Philon entame son analyse par une mise en garde, qui laisse penser que ce qui va être expliqué ne sera pas nécessairement facilement accepté par tous les lecteurs. Parlant des actions qu’il s’apprête à rapporter, il écrit : τὸ δὲ μέγεθος αὐτῶν οὐ παντί τῳ δῆλον, ἀλλὰ μόνον τοῖς γευσαμένοις ἀρετῆς, οἳ τὰ θαυμαζόμενα παρὰ τοῖς πολλοῖς εἰώθασι χλευάζειν ἕνεκα μεγέθους τῶν περὶ ψυχὴν ἀγαθῶν (« leur grandeur n’est pas évidente pour tout un chacun, mais seulement pour ceux qui ont goûté la vertu, ceux qui ont coutume de mépriser les choses qu’admirent la plupart des gens, à cause de la grandeur des biens qui concernent l’âme » ; § 89). Cette mise en garde présente un double intérêt : d’une part, elle annonce que l’explication du sens littéral qui va suivre n’est pas évidente, et peut faire l’objet d’erreurs ou de controverses de la part du plus grand nombre ; d’autre part, elle oriente déjà d’une certaine manière l’exégèse du passage, qui est centré sur la question de la vertu et des biens de l’âme. Philon énonce ainsi que seuls ceux qui ont déjà une expérience personnelle de la vertu, qui les met à part de la majorité des gens, seront donc à même de comprendre son discours. Le lecteur est averti d’emblée du jugement qu’il doit porter, et surtout de celui qu’il doit éviter de porter.

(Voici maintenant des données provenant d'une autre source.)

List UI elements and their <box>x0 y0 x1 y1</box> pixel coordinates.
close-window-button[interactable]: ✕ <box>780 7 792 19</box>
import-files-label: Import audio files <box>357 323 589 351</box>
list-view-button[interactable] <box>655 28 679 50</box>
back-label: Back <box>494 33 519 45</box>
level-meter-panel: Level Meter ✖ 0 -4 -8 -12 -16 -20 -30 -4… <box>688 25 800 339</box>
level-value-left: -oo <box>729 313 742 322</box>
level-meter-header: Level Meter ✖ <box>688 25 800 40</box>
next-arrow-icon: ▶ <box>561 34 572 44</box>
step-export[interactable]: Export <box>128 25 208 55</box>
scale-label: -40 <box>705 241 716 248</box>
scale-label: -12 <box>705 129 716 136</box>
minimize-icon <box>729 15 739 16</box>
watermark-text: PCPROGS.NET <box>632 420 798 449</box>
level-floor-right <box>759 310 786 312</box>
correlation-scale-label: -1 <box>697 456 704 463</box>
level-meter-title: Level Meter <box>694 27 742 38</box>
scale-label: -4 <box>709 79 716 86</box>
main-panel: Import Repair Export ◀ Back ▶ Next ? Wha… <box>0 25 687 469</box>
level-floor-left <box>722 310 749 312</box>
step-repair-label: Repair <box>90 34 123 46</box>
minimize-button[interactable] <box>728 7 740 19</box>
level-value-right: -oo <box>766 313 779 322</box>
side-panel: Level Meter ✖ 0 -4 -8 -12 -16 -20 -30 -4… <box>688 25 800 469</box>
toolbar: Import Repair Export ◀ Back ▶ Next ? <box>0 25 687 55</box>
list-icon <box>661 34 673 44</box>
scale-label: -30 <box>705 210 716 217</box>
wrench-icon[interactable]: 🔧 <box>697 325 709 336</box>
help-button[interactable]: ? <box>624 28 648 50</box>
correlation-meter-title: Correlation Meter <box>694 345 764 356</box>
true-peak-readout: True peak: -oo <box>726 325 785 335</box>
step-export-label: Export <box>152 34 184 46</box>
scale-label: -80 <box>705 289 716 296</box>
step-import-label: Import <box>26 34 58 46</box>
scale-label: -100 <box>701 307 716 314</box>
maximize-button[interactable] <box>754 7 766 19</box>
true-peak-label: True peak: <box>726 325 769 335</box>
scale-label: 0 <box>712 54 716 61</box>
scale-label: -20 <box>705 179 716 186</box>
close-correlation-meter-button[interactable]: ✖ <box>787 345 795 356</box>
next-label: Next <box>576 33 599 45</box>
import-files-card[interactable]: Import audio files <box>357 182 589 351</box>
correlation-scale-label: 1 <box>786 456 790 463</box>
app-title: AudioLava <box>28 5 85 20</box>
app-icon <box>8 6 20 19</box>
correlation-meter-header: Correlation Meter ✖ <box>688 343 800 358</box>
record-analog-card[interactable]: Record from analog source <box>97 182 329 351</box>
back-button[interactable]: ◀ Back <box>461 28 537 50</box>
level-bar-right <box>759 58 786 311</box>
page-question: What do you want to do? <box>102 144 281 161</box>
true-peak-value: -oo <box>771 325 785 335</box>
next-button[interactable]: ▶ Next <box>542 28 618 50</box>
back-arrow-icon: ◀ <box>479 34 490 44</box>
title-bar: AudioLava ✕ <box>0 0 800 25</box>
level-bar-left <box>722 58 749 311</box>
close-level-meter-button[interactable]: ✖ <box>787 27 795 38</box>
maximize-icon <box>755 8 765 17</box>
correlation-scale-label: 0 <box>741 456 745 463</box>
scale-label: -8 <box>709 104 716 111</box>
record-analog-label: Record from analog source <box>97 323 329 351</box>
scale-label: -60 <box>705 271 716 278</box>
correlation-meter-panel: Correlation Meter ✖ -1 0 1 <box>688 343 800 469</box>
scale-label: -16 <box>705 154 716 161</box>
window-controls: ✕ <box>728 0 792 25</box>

Cet avertissement est suivi d’un autre élément introducteur, qui livre d’emblée la clé du passage : ἀποδεξάμενος οὖν ὁ θεὸς τὴν εἰρημένην πρᾶξιν αὐτίκα τὸν ἀστεῖον ἀμείβεται μεγάλῃ δωρεᾷ, τὸν γάμον αὐτῷ κινδυνεύσαντα πρὸς δυνατοῦ καὶἀκρατοῦς ἀνδρὸς ἐπιβουλευθῆναι διατηρήσας ἄψαυστόν τε καὶ σῷον (« Dieu ayant donc reçu l’action que nous avons dite, aussitôt il répond à l’homme de qualité avec un grand don, en conservant sain et sauf son mariage, menacé par un homme puissant et intempérant » ; § 90). Philon établit ainsi une continuité logique entre les deux épisodes scripturaires au-delà de leur simple juxtaposition, et livre non plus tant la leçon de l’épisode (la vertu) que son contenu : une action providentielle de Dieu. Il montre toutefois d’emblée qu’elle est une réponse à un profond manque de vertu d’un homme (ἀνδρός, « l’homme » par opposition à la femme, ou « le mari » : nous verrons l’importance que cela représente, au paragraphe 94 et dans l’interprétation allégorique du passage). Philon introduit ce faisant une détermination plus précise de la question de la vertu, en mettant en fort contraste la puissance de cet homme et son absence de pouvoir sur lui-même, avec un jeu d’opposition entre les notions de δυναμίς et de κρατός.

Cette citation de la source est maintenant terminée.